Five Misconceptions About US Cyber Espionage – The evidence is clear; thanks to former National Security Agency (NSA) contractor Edward Snowden’s meticulous gathering of largely uncontested documents before his effective defection from his employer and country in June 2013. Recent reports reveal collection of the metadata and sometimes the content of communications within France, Germany, Spain, Mexico, and Brazil. Both the NSA and Britain’s Government Communications Headquarters (GCHQ) have been implicated in this cyber espionage. Unfortunately, the evidence has been technically and politically misrepresented. (suggested by Aseem S.)

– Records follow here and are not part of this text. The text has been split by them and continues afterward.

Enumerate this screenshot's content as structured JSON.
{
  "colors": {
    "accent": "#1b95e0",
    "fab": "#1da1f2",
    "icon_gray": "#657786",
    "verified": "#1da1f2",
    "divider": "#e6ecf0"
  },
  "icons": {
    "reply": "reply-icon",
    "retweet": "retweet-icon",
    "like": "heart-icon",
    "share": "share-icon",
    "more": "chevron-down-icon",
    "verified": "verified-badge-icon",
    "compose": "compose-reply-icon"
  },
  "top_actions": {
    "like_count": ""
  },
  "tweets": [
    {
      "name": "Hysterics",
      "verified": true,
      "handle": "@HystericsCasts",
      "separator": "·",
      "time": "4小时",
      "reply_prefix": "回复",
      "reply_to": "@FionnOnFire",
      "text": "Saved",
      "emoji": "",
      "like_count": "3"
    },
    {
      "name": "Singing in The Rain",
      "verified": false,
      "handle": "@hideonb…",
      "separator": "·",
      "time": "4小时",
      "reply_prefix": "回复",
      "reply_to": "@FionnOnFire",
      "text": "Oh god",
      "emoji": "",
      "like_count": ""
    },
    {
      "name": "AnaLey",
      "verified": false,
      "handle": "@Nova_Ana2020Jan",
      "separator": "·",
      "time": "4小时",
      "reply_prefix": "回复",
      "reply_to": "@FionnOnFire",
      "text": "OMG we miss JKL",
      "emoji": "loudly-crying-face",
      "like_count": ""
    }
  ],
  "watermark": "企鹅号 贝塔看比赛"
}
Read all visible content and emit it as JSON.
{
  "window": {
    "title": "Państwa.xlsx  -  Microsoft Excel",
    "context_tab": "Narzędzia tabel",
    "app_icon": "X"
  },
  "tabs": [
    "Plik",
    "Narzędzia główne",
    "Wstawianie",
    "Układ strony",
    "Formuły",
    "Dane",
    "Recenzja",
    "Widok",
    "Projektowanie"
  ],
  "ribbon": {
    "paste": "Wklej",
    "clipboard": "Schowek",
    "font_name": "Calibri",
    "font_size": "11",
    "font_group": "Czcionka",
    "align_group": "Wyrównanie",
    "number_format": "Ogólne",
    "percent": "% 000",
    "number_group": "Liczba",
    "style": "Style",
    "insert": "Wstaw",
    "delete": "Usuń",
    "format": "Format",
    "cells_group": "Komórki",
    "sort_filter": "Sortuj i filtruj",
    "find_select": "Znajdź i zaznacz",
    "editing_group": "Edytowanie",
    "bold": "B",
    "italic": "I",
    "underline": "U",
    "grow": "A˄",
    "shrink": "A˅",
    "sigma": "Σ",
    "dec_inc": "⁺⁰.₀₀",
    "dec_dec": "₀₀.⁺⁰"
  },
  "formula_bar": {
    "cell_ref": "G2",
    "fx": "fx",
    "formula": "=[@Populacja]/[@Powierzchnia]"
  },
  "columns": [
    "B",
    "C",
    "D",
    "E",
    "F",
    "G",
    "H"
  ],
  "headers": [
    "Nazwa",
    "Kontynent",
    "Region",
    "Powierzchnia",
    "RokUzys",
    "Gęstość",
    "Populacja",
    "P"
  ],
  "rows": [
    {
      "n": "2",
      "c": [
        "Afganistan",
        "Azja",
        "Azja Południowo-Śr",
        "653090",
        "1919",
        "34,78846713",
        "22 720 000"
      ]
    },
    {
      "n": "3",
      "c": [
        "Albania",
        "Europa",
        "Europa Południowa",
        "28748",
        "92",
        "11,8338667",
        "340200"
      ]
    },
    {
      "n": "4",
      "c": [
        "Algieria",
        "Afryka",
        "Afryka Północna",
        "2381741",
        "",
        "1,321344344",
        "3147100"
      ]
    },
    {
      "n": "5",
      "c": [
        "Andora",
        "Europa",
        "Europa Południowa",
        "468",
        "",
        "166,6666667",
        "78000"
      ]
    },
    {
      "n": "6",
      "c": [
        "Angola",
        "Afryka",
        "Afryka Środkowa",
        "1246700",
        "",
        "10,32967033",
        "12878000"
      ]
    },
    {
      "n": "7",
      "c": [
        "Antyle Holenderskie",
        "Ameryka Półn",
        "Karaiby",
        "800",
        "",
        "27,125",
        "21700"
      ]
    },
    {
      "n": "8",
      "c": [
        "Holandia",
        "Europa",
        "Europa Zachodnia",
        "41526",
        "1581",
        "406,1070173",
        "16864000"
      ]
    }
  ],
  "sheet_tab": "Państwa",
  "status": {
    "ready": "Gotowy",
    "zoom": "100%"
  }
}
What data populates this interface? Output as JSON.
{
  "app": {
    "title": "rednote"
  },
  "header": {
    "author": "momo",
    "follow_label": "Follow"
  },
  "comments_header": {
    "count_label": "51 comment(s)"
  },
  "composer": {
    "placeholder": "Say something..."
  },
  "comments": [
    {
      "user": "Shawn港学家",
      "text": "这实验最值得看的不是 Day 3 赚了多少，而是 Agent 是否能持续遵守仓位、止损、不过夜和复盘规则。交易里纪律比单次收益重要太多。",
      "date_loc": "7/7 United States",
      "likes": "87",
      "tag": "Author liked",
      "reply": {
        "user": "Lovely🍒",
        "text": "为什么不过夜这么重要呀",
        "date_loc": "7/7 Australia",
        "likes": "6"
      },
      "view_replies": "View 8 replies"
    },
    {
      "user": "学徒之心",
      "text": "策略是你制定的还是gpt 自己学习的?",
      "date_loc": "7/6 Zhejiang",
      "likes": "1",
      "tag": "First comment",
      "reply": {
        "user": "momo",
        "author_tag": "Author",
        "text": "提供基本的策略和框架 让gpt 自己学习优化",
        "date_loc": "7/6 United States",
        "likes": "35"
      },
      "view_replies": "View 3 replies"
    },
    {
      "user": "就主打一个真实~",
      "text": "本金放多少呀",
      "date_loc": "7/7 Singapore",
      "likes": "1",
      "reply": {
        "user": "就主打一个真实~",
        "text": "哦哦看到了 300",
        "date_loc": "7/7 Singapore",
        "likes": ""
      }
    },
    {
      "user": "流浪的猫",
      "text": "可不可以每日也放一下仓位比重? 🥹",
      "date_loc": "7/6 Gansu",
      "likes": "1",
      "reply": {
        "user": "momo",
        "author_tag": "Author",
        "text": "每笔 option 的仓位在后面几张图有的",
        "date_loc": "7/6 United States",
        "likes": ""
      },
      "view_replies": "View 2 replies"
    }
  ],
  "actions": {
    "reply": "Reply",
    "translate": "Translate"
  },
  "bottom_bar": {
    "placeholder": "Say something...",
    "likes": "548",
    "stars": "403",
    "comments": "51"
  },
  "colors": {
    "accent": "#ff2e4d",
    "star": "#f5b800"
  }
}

Washington State Moves To Block NSA Surveillance – Washington State Rep. Matt Shea (R) has introduced a “Fourth Amendment Protection Act’ that would block all unlawful NSA surveillance and lay the groundwork for other states to follow suit. House BIll 2272 (PDF), which also received bipartisan backing from Representatives Taylor, Moscoso, Overstreet, Scott, Blake, and Condotta, would codify Washington State’s refusal to allow the federal government to collect the electronic information of its citizens without a warrant. Crucially, the legislation would prohibit state-owned utilities from providing water and electricity to physical NSA locations in the state like the U.S. Army’s Yakima Training Center, which serves as an NSA listening post. The bill would also ban public universities from serving as NSA research facilities. (suggested by Aseem S.)
Bruce Schneier: Today I Briefed Congress on the NSA – This morning I spent an hour in a closed room with six Members of Congress: Rep. Lofgren, Rep. Sensenbrenner, Rep. Scott, Rep. Goodlate, Rep Thompson, and Rep. Amash. No staffers, no public: just them. Lofgren asked me to brief her and a few Representatives on the NSA. She said that the NSA wasn’t forthcoming about their activities, and they wanted me — as someone with access to the Snowden documents — to explain to them what the NSA was doing. Of course I’m not going to give details on the meeting, except to say that it was candid and interesting. And that it’s extremely freaky that Congress has such a difficult time getting information out of the NSA that they have to ask me. I really want oversight to work better in this country. (OK Bruce, you’re all for full disclosure – yet, when you have an opportunity to be candid, you choose not to be. Confused by your own sense of importance, are you? BS to the max, Bruce.)